Pour ce dernier point, on serait tenté de se demander, est-ce que ce n’est pas justement mieux aujourd’hui ? Les salariés seraient en France, selon une étude du CSA, 91% à considérer que la transition écologique devrait être une priorité des entreprises. Ils sont nombreux à imaginer de nouveaux modes de travail plus respectueux de l’environnement et cette attente commence à se répercuter côté entreprise. Pour l’historien, il y a deux sujets : la place des générations et l’impact des activités laborieuses sur l’environnement, notamment sur l’élévation des températures. « En restant en Europe occidentale, l’on peut dire que les activités économiques et le mode de vie actuel polluent plus, émettent notamment plus de gaz à effet de serre, que ceux des siècles précédents », affirme l’historien, invoquant les flux plus nombreux, un confort plus énergivore et polluant (logements plus chauffés, des produits de consommation polluants qui n’existaient alors pas, comme les téléphones portables.) « De fait, la préoccupation que nous avons de l’environnement est largement celle d’une société de surabondance. Au moment de la crise pétrolière du milieu des années 1970, la volonté de consommer moins, notamment d’énergie, était liée à la nécessité d’éviter de gaspiller. Beaucoup de travailleurs et de consommateurs avaient connu les restrictions liées à la Seconde Guerre mondiale. En France, il y a eu des tickets de rationnement jusqu’en 1949, un quart de siècle avant la crise pétrolière dont nous sommes séparés par un demi-siècle. Est-ce une raison pour en faire procès aux gens qui vivent, travaillent et consomment, aujourd’hui ? Sans doute pas. Disons que chacun vit en son temps, avec des préoccupations de son temps. »

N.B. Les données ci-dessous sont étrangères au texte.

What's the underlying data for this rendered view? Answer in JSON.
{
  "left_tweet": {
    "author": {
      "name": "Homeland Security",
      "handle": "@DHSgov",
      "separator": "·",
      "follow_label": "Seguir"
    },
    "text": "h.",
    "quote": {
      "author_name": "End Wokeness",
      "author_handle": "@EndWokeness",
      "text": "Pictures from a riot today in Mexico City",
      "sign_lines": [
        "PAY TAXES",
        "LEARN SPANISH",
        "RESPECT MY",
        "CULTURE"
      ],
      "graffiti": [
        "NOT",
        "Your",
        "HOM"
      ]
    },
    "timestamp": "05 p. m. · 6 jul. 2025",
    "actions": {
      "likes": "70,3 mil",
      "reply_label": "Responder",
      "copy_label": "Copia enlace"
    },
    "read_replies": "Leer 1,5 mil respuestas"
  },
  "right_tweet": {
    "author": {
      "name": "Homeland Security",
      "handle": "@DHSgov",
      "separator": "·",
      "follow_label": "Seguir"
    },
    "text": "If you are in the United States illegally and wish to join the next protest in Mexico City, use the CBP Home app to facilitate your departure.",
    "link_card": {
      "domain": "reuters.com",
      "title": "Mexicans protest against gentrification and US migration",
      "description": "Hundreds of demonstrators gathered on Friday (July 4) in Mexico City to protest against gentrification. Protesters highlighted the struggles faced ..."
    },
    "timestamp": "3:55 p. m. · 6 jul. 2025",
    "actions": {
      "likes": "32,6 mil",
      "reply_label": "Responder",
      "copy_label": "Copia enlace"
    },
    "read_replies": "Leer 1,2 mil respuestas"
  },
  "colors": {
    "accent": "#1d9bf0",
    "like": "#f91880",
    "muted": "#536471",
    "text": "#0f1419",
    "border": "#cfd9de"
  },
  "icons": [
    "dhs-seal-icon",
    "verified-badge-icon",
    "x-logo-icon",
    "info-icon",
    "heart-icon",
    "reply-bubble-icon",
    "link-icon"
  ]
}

Mais pour autant, au tournant des années 70, cette dimension écologique existait bel et bien, tout en se manifestant sous d’autres formes de préoccupations, davantage sanitaires. « C’est vraiment depuis le début des années 1970 que la préoccupation de l’environnement s’est développée tandis que la population urbaine était largement prédominante, avec ce petit côté nostalgique du retour à la nature. Cela a bien sûr touché le monde du travail, mais d’abord en termes de protection des travailleurs et d’éventuels consommateurs. L’on se souvient par exemple de la mobilisation contre l’amiante après la mort d’un chercheur par ses collègues de l’université de Jussieu à partir du milieu des années 1970. Il n’empêche, ces législations, qui sont des acquis sociaux, font que les luttes d’hier nous protègent aujourd’hui. Et que les luttes d’aujourd’hui protègeront les générations à venir. »

Bilan : À chaque époque son combat : égalité

Alors, Un nouvel espoir (Episode IV de 1977) était-il un meilleur Star Wars que Le réveil de la force (épisode VII de 2015) ? Le chocolat « depuis 1875 » a-t-il un goût plus savoureux qu’une tablette de Crunch ? Le travail était-il mieux avant ? Comme pour la saga intergalactique et les carreaux de chocolat, finalement tout n’est pas ni tout noir ni tout blanc.